Die Produktion überzeugt dabei in allen Gewerken, bei Drehbuch, Kamera, Schauspiel und Montage. Herausragend aber erscheint die Regie der Spielszenen, die atmosphärisch häufig sehr intensiv geraten.

Arte-Serie ist synchronisiert – leider

So wird etwa jene Szene aus der zweiten Episode in Erinnerung bleiben, in der Familie Höß in ihrem Garten jenseits der KZ-Mauer Besuch von einem leicht übergriffigen Nazi-Oberen hat: Bei Sauerkrautklößen und Schlachtplatte malmen in Großaufnahme gefilmte Münder, werden gereizt Fleischhappen auseinander gerissen, sind unschöne Ess- und Schluckgeräusche zu vernehmen – kurz, überträgt sich die Anspannung und Beklommenheit der Tischgesellschaft durch die geschickte Inszenierung geradezu körperlich. Eine meisterhafte Sequenz der Regisseurin Chajdas, zu der auch die nervöse Musikspur ihren Teil beiträgt.

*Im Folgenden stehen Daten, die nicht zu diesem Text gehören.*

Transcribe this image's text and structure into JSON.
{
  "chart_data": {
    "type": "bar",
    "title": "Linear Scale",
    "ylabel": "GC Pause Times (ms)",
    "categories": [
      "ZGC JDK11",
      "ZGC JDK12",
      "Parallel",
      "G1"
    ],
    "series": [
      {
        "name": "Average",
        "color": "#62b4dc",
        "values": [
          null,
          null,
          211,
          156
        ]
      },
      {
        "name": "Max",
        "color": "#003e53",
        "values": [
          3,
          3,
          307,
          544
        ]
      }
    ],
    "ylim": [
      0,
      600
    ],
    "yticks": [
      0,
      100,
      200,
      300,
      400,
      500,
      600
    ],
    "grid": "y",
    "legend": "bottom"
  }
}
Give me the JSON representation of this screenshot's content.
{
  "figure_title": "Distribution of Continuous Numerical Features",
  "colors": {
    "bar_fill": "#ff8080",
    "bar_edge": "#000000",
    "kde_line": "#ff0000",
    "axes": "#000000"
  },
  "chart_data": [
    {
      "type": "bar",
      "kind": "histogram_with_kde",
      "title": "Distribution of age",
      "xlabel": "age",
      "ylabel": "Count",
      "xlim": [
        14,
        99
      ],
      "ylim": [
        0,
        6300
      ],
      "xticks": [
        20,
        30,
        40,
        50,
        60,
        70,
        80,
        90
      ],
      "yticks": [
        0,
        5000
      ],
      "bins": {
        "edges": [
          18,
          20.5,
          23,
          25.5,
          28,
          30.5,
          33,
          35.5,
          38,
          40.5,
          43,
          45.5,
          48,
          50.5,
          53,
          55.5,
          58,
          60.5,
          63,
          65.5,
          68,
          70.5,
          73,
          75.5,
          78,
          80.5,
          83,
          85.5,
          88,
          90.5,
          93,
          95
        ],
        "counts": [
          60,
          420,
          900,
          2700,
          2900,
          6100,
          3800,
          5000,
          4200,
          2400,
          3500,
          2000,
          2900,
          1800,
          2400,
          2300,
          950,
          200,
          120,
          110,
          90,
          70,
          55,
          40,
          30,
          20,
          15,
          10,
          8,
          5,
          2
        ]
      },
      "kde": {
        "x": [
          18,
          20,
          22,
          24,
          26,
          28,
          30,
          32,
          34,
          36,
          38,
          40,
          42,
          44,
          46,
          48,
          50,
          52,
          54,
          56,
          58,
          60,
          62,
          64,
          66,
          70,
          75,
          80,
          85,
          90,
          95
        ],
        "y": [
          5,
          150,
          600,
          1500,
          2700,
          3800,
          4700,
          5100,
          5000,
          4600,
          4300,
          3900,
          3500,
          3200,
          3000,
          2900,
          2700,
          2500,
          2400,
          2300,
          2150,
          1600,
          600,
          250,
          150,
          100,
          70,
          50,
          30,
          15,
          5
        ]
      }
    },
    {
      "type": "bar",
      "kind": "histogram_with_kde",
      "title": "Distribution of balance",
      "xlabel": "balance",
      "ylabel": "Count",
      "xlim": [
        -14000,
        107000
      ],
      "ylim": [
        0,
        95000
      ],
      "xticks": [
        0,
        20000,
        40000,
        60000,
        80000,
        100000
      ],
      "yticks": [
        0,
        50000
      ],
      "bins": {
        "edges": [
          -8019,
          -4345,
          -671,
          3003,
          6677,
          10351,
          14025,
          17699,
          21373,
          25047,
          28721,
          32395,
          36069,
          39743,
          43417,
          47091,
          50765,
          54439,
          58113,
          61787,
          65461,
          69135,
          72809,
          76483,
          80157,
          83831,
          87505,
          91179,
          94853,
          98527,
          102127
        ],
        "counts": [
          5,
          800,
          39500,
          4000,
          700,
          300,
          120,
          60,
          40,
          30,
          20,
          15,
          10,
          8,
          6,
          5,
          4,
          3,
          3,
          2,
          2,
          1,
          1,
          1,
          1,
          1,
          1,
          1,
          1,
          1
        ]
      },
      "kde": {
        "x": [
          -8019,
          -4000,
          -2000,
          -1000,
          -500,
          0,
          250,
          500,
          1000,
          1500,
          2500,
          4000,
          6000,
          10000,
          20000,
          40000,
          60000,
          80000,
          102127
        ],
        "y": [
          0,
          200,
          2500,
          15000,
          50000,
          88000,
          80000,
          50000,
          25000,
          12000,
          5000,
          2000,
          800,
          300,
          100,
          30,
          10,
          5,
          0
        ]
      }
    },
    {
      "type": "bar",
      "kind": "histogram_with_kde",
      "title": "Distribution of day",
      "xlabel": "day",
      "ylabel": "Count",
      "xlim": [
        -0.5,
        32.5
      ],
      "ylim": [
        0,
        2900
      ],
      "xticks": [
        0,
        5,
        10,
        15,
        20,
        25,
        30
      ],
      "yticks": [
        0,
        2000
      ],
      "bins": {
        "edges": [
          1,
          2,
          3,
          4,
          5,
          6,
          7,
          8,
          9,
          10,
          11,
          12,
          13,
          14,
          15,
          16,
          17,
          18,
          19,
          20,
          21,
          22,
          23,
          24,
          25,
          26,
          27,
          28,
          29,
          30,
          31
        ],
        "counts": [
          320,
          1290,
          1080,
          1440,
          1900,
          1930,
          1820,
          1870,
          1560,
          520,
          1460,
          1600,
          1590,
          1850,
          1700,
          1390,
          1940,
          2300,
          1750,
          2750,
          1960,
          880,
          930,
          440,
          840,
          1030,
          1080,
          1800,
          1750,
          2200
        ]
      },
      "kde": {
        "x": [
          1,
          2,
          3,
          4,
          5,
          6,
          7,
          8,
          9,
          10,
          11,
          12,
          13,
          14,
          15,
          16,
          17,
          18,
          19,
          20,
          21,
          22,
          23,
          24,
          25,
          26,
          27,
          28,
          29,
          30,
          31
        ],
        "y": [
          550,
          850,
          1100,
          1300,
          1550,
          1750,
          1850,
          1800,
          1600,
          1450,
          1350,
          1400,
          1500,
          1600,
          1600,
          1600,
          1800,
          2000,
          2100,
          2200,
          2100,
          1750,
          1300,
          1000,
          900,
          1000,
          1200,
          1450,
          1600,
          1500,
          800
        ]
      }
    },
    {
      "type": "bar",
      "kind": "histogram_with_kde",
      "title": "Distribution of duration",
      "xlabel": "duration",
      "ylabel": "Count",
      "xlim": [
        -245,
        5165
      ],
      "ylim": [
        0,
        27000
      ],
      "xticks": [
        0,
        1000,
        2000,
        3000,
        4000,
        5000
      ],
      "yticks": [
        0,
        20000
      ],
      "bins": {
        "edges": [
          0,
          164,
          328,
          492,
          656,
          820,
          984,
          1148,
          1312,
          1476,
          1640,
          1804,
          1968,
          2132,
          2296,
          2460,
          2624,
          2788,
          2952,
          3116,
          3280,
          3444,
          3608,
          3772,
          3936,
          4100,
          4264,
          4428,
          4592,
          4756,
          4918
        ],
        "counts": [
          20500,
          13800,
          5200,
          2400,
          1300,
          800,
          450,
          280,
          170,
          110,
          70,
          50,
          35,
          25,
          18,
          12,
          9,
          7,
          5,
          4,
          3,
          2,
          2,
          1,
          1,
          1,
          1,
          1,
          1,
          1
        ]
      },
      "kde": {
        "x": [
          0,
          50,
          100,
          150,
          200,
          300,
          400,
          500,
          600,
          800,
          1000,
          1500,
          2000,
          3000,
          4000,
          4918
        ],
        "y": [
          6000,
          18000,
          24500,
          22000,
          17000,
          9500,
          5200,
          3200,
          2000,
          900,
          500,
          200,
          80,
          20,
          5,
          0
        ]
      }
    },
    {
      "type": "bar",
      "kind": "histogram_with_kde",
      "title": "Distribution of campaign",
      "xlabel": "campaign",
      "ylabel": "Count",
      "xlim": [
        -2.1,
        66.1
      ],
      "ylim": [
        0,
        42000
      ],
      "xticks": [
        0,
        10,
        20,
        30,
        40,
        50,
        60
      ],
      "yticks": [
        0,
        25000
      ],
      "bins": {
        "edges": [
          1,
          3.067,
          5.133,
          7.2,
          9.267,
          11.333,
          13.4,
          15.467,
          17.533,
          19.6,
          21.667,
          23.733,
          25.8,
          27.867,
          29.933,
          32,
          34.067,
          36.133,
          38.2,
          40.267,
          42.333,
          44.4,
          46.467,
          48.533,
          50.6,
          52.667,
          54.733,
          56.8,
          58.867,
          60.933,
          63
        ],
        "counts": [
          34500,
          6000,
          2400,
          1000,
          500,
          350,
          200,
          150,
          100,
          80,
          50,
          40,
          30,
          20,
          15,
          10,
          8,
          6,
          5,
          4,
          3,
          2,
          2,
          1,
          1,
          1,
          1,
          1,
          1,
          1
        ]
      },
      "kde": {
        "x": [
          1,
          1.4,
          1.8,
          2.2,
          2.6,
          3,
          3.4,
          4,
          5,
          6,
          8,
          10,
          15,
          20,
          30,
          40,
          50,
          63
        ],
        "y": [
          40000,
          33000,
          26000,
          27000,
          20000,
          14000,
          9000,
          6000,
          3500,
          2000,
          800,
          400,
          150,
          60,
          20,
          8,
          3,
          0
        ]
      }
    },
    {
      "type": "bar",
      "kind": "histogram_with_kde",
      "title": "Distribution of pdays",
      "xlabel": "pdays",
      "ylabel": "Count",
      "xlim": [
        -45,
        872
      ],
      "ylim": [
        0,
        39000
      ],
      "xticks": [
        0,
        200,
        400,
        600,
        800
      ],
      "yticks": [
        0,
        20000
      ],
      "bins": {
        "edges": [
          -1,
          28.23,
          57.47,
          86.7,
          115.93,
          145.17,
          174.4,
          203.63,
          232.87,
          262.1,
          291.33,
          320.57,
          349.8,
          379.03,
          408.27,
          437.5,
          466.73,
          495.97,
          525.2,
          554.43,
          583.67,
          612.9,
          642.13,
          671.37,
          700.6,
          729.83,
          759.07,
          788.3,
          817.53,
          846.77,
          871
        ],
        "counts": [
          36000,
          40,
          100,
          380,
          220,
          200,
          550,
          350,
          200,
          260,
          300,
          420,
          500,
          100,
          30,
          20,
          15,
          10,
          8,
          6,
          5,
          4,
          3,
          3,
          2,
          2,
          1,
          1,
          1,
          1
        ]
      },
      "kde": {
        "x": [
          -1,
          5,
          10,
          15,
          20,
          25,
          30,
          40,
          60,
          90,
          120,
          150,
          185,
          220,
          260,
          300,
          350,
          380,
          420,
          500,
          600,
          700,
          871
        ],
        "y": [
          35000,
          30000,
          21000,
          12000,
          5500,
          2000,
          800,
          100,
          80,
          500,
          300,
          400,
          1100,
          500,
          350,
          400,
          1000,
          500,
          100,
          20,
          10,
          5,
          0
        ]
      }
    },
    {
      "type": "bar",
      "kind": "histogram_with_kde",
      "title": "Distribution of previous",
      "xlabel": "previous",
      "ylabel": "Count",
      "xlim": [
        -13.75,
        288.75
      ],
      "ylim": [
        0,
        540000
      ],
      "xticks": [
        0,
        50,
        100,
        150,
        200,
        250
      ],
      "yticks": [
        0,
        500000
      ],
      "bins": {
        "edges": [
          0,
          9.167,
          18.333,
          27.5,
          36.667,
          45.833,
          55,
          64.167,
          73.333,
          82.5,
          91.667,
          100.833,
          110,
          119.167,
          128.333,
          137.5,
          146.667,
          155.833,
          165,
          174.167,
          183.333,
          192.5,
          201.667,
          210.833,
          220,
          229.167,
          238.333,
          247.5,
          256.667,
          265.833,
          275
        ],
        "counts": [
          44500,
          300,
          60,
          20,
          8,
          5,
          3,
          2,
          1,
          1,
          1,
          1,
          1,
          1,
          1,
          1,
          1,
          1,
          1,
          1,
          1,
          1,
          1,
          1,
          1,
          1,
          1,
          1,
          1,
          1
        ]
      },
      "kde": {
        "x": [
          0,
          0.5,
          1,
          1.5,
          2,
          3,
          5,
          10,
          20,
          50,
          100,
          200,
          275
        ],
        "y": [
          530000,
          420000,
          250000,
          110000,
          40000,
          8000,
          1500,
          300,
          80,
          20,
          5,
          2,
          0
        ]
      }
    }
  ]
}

Schade bloß, dass man die Figuren nicht in ihren unterschiedlichen Sprachen kommunizieren lässt; das war in der Vorgänger-Serie “Krieg der Träume” noch anders: Hier finden nun (fast) sämtliche Unterhaltungen auf Deutsch statt, absurderweise also auch jene in Palästina, den USA oder der Sowjetunion – was gewissermaßen konträr steht zum multiperspektivischen Charakter des Projekts. Das ist zwar durchaus ärgerlich, angesichts der zahlreichen Qualitäten dieser so informativen wie packenden Serie aber doch zu verschmerzen.

Arte zeigt die Serie “Die Spaltung der Welt. 1939 – 1962” am 5. und 6. November um 20.15 Uhr.